Social Notworking - 'murder by Twitter'

Written By Unknown on Minggu, 19 Januari 2014 | 21.43

Suketu Mehta (@suketumehta) - terrible news about sunanda tharoor. this is murder by twitter.
Even before forensic science has declared the reasons behind Sunanda Pushkar's shocking death on Friday night, social media has been accused of murder. Writer Suketu Mehta wasn't the only one to point fingers. "First murder by @TwitterIndia , claps, fellow twitter matured guns!" is how another tweet went. Besides the deadly cocktail of depression, drugs, a strained marriage, questions have been raised about whether the vicious banter and collective howls of derision on social media over her very public meltdown — again on social media — pushed her over the edge.
Have we, the tweeple, in our eagerness to share every detail of our lives over an internet megaphone, not quite understood what the social media can do, especially its pitfalls? Is the line between the public and private blurring too fast? Commentators say that the rules that govern human and social behaviour haven't changed, and the fault lies in how we negotiate the cyber turf.
Can our digital lives have serious offline consequences? Nishant Shah, director, research , Centre for Internet & Society, Bangalore, says people need to realize that though twitter amplifies everything, but the ability to hurt, be mean, fight, question, critique and bully is not new.

"These are human practices , which replay themselves across different media forms. What is perhaps new is that our most personal and darkest desires have become available for public spectacle," says Shah.
That the twitterati can be brutal has been shown often enough this last year. When Tehelka editor Tarun Tejpal was mired in allegations of sexual harassment, his daughter was hounded on social media. Recently when novelist Lavanya Sankaran wrote an op-ed for New York Times defending the decent Indian man, she was royally derided, so much so that another journalist Rahul Bhatia tweeted in her defence, asking people to lay off.
Sunanda's story hurtled towards a tragedy in a space of 48 hours after she went public. As Shah points out it wasn't as though there were no affairs and scandals before the dawn of social media but the tangle would have spun out differently and less brutally in another time and age.

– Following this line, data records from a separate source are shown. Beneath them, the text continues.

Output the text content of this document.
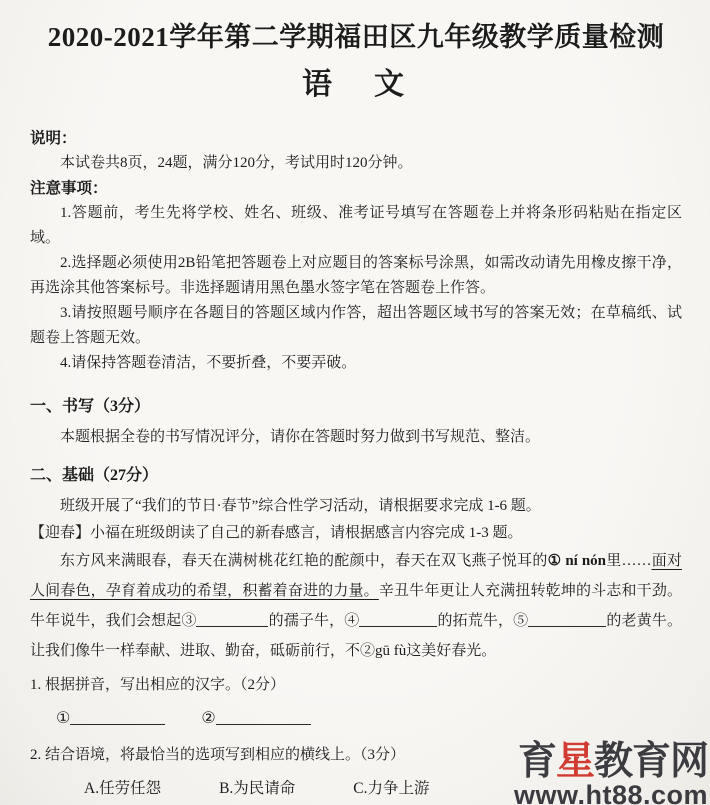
2020-2021学年第二学期福田区九年级教学质量检测
语　文

说明：

本试卷共8页，24题，满分120分，考试用时120分钟。

注意事项：

1.答题前，考生先将学校、姓名、班级、准考证号填写在答题卷上并将条形码粘贴在指定区域。

2.选择题必须使用2B铅笔把答题卷上对应题目的答案标号涂黑，如需改动请先用橡皮擦干净，再选涂其他答案标号。非选择题请用黑色墨水签字笔在答题卷上作答。

3.请按照题号顺序在各题目的答题区域内作答，超出答题区域书写的答案无效；在草稿纸、试题卷上答题无效。

4.请保持答题卷清洁，不要折叠，不要弄破。

一、书写（3分）

本题根据全卷的书写情况评分，请你在答题时努力做到书写规范、整洁。

二、基础（27分）

班级开展了“我们的节日·春节”综合性学习活动，请根据要求完成 1-6 题。

【迎春】小福在班级朗读了自己的新春感言，请根据感言内容完成 1-3 题。

东方风来满眼春，春天在满树桃花红艳的酡颜中，春天在双飞燕子悦耳的① ní nón里……面对人间春色，孕育着成功的希望，积蓄着奋进的力量。辛丑牛年更让人充满扭转乾坤的斗志和干劲。牛年说牛，我们会想起③	的孺子牛，④	的拓荒牛，⑤	的老黄牛。让我们像牛一样奉献、进取、勤奋，砥砺前行，不②gū fù这美好春光。

1. 根据拼音，写出相应的汉字。（2分）

①	②

2. 结合语境，将最恰当的选项写到相应的横线上。（3分）

A.任劳任怨	B.为民请命	C.力争上游

育星教育网
www.ht88.com
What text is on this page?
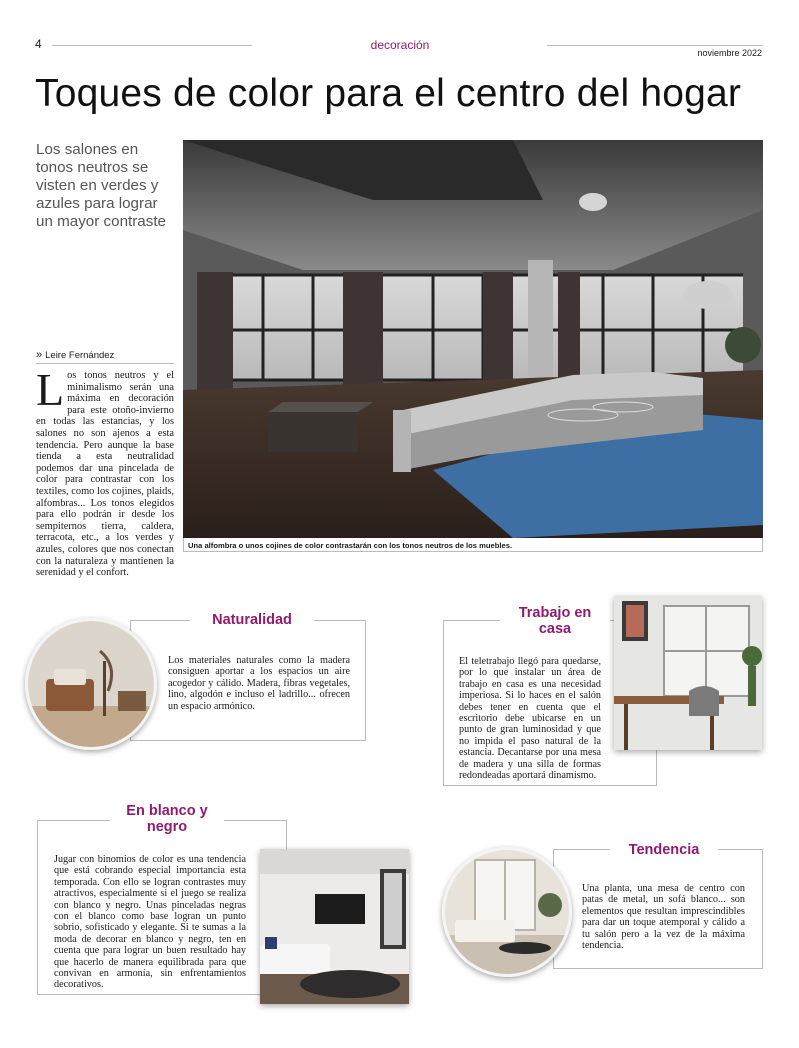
4	decoración
noviembre 2022
Toques de color para el centro del hogar
Los salones en tonos neutros se visten en verdes y azules para lograr un mayor contraste
» Leire Fernández
Los tonos neutros y el minimalismo serán una máxima en decoración para este otoño-invierno en todas las estancias, y los salones no son ajenos a esta tendencia. Pero aunque la base tienda a esta neutralidad podemos dar una pincelada de color para contrastar con los textiles, como los cojines, plaids, alfombras... Los tonos elegidos para ello podrán ir desde los sempiternos tierra, caldera, terracota, etc., a los verdes y azules, colores que nos conectan con la naturaleza y mantienen la serenidad y el confort.
Una alfombra o unos cojines de color contrastarán con los tonos neutros de los muebles.
Naturalidad
Los materiales naturales como la madera consiguen aportar a los espacios un aire acogedor y cálido. Madera, fibras vegetales, lino, algodón e incluso el ladrillo... ofrecen un espacio armónico.
Trabajo en
casa
El teletrabajo llegó para quedarse, por lo que instalar un área de trabajo en casa es una necesidad imperiosa. Si lo haces en el salón debes tener en cuenta que el escritorio debe ubicarse en un punto de gran luminosidad y que no impida el paso natural de la estancia. Decantarse por una mesa de madera y una silla de formas redondeadas aportará dinamismo.
En blanco y
negro
Jugar con binomios de color es una tendencia que está cobrando especial importancia esta temporada. Con ello se logran contrastes muy atractivos, especialmente si el juego se realiza con blanco y negro. Unas pinceladas negras con el blanco como base logran un punto sobrio, sofisticado y elegante. Si te sumas a la moda de decorar en blanco y negro, ten en cuenta que para lograr un buen resultado hay que hacerlo de manera equilibrada para que convivan en armonía, sin enfrentamientos decorativos.
Tendencia
Una planta, una mesa de centro con patas de metal, un sofá blanco... son elementos que resultan imprescindibles para dar un toque atemporal y cálido a tu salón pero a la vez de la máxima tendencia.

It all began, as Pushkar admitted to some papers and later denied, with the spilling of alleged BBMs sent by Pakistani journalist Mehr Tarar to Tharoor on his twitter account.
Predictably, the effect of the first round of revelations was explosive. In fact, Pushkar herself appeared taken aback by the fact that a twitter spat ended up making front page headlines.
The entire drama which, in another age, would have played out at home or a circle of family, friends and acquaintances — and at the most in far less dramatic gossip columns and on TV— was up on social media, provide enormous vicarious pleasure to thousands of social media bystanders. That Pushkar herself set the virtual assault in motion only adds to the bleak irony of it all. This was also not the first time Pushkar took a spat to twitter. @SPTVrocks tweeted about her fight with a journalist in Dubai earlier this month.
Clinical psychologist Varkha Chulani says it is the personality behind the media usage not the form itself that is to be blamed. "People choose to talk about their private lives to impress others, to get attention. We forget what is real and what is virtual." Shah, however, believes that we live in a world of digital striptease and that the ubiquitous and pervasive technologies that surround us have forever blurred the lines between real and virtual.
Activists have often pointed out that the social media has everything going for it — quick and vast connect and instant response — but what it lacks is empathy. It is easy enough to send out an RIP message, for instance, for someone you don't know or even care for, positioning yourself as a caring, empathetic soul in 140 characters.
Post Pushkar's death, news anchor Barkha Dutt tweeted that we need to limit viciousness , stop judging and use greater compassion on twitter.
Shah makes a similar plea for the human touch.
"We are all so self-involved , creating narratives of our selves, bit-stripping every moment , instagramming every event, tweeting every encounter, and liking all the various things that happen around us, that we don't always have enough time to stop, to respond, to think and reflect upon other people's conditions . We have become jaded, to the various 'great' moments in people's time lines, but we are also becoming jaded to the pain that our involvement in these social networks can bring to those who are the subject of our attention," he says.